Et, puis, tout change quand ses hormones se mettent à s’agiter. Pour tous les adolescents, la période de puberté est complexe, elle l’était d’autant plus pour Pierre-Emmanuel. “Il faut non seulement comprendre que l'environnement a une odeur, mais que c'est aussi le cas de son propre corps, et qu'elle change à cette période de la vie. Les proches ont un rôle crucial pour avertir de la situation, et des jugements de valeur qui peuvent être liées aux odeurs corporelles".”

Alors, au fur et à mesure qu’il avançait dans la vie, le jeune homme a développé des astuces pour pallier son handicap : “je m’aide de mes proches pour avoir un nez de substitution”. Poussé par son envie de comprendre son cas, il décide finalement de se rendre à nouveau chez les médecins. “J’ai repris à zéro un parcours de diagnostic beaucoup plus tard, à 25 ans, j’ai choisi de me réinterroger.” Car, jusqu’ici, son anosmie n’était pas prise au sérieux.

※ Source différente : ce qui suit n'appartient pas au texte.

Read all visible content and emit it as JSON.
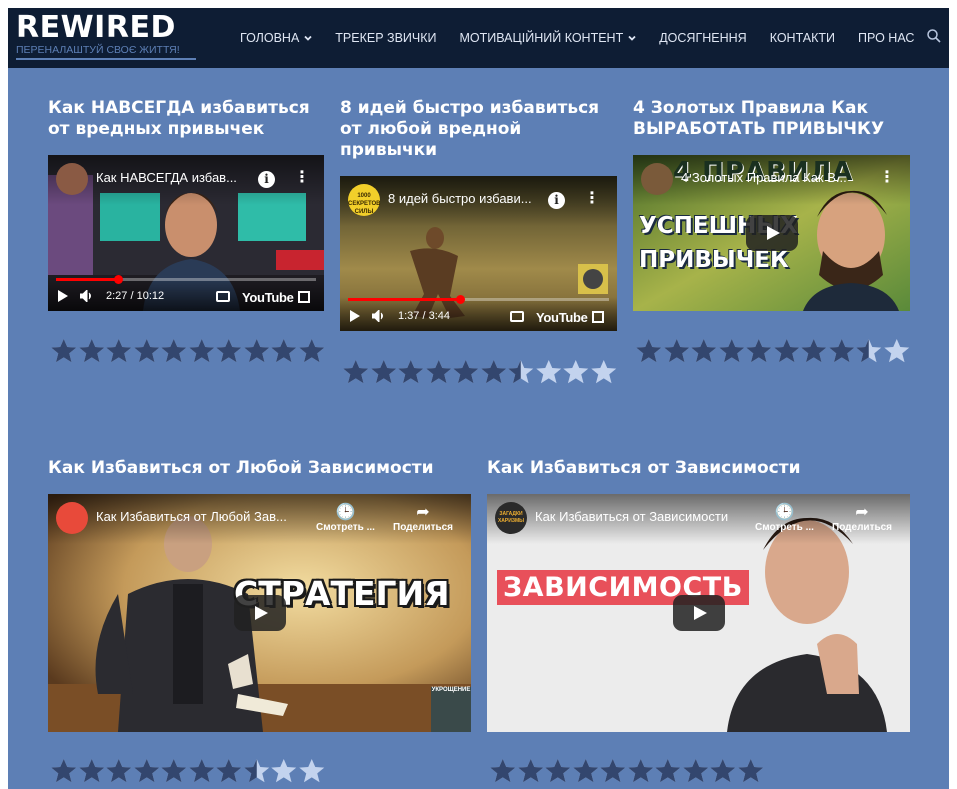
{
  "header": {
    "logo_title": "REWIRED",
    "logo_tagline": "ПЕРЕНАЛАШТУЙ СВОЄ ЖИТТЯ!",
    "nav": [
      {
        "label": "ГОЛОВНА",
        "has_dropdown": true
      },
      {
        "label": "ТРЕКЕР ЗВИЧКИ",
        "has_dropdown": false
      },
      {
        "label": "МОТИВАЦІЙНИЙ КОНТЕНТ",
        "has_dropdown": true
      },
      {
        "label": "ДОСЯГНЕННЯ",
        "has_dropdown": false
      },
      {
        "label": "КОНТАКТИ",
        "has_dropdown": false
      },
      {
        "label": "ПРО НАС",
        "has_dropdown": false
      }
    ],
    "search_icon": "search-icon"
  },
  "colors": {
    "page_bg": "#5d7fb5",
    "header_bg": "#0e1d34",
    "star_filled": "#33466e",
    "star_empty": "#c3d3ee",
    "progress": "#ff0000"
  },
  "videos": [
    {
      "title": "Как НАВСЕГДА избавиться от вредных привычек",
      "embed_title": "Как НАВСЕГДА избав...",
      "time": "2:27 / 10:12",
      "progress": 0.24,
      "youtube_label": "YouTube",
      "rating": 10,
      "rating_max": 10
    },
    {
      "title": "8 идей быстро избавиться от любой вредной привычки",
      "embed_title": "8 идей быстро избави...",
      "channel_badge": "1000 СЕКРЕТОВ СИЛЫ",
      "time": "1:37 / 3:44",
      "progress": 0.43,
      "youtube_label": "YouTube",
      "rating": 6.5,
      "rating_max": 10
    },
    {
      "title": "4 Золотых Правила Как ВЫРАБОТАТЬ ПРИВЫЧКУ",
      "embed_title": "4 Золотых Правила Как В...",
      "thumb_text_top": "4 ПРАВИЛА",
      "thumb_text_mid": "УСПЕШНЫХ",
      "thumb_text_bottom": "ПРИВЫЧЕК",
      "rating": 8.5,
      "rating_max": 10
    },
    {
      "title": "Как Избавиться от Любой Зависимости",
      "embed_title": "Как Избавиться от Любой Зав...",
      "thumb_text": "СТРАТЕГИЯ",
      "corner_badge": "УКРОЩЕНИЕ",
      "watch_later": "Смотреть ...",
      "share": "Поделиться",
      "rating": 7.5,
      "rating_max": 10
    },
    {
      "title": "Как Избавиться от Зависимости",
      "embed_title": "Как Избавиться от Зависимости",
      "channel_badge": "ЗАГАДКИ ХАРИЗМЫ",
      "thumb_text": "ЗАВИСИМОСТЬ",
      "watch_later": "Смотреть ...",
      "share": "Поделиться",
      "rating": 10,
      "rating_max": 10
    }
  ]
}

Assis sur la chaise dans le cabinet du médecin, certains professionnels de santé lui ont simplement balancés : “on m'a notamment dit que, de toute façon, ce n'est pas grave, que l'odorat ne sert pas beaucoup, et que si ce que je dis est vrai, ça reviendra peut-être. On remettait même en cause ma parole !”. C’est en reprenant son parcours médical qu’il a finalement appris ce qui causait son anosmie : non pas un traumatisme ou des sinusites, “mais une absence de bulbe olfactif”.

Se débrouiller

Durant toutes ces années, Pierre-Emmanuel a dû constamment s’adapter à tous les petits soucis du quotidien. Comment faire pour sentir un début d’incendie, une fuite de gaz, un aliment périmé ? Pour répondre à ces besoins, il a dû installer des alarmes, et a pris l’habitude de noter les dates d’ouverture des produits périssables.

Jusqu’ici, peu de personnes pouvaient comprendre que l’anosmie avec laquelle il doit traiter au quotidien était un véritable handicap. Mais “ça a changé depuis la Covid, une partie de la population a perdu l’odorat, ça a changé le regard des gens, ils se demandaient comment faire...”

Depuis, il s’engage dans l’association anosmie.org qui a même sorti un livre pour alerter sur l’anosmie chez l’enfant. Parce qu’être anosmique toute sa vie n’est pas une chose facile, qu’il faut l’accepter pour avancer, et parce que “même les mauvaises odeurs, on aimerait les sentir”, Pierre-Emmanuel Chollet continue son combat.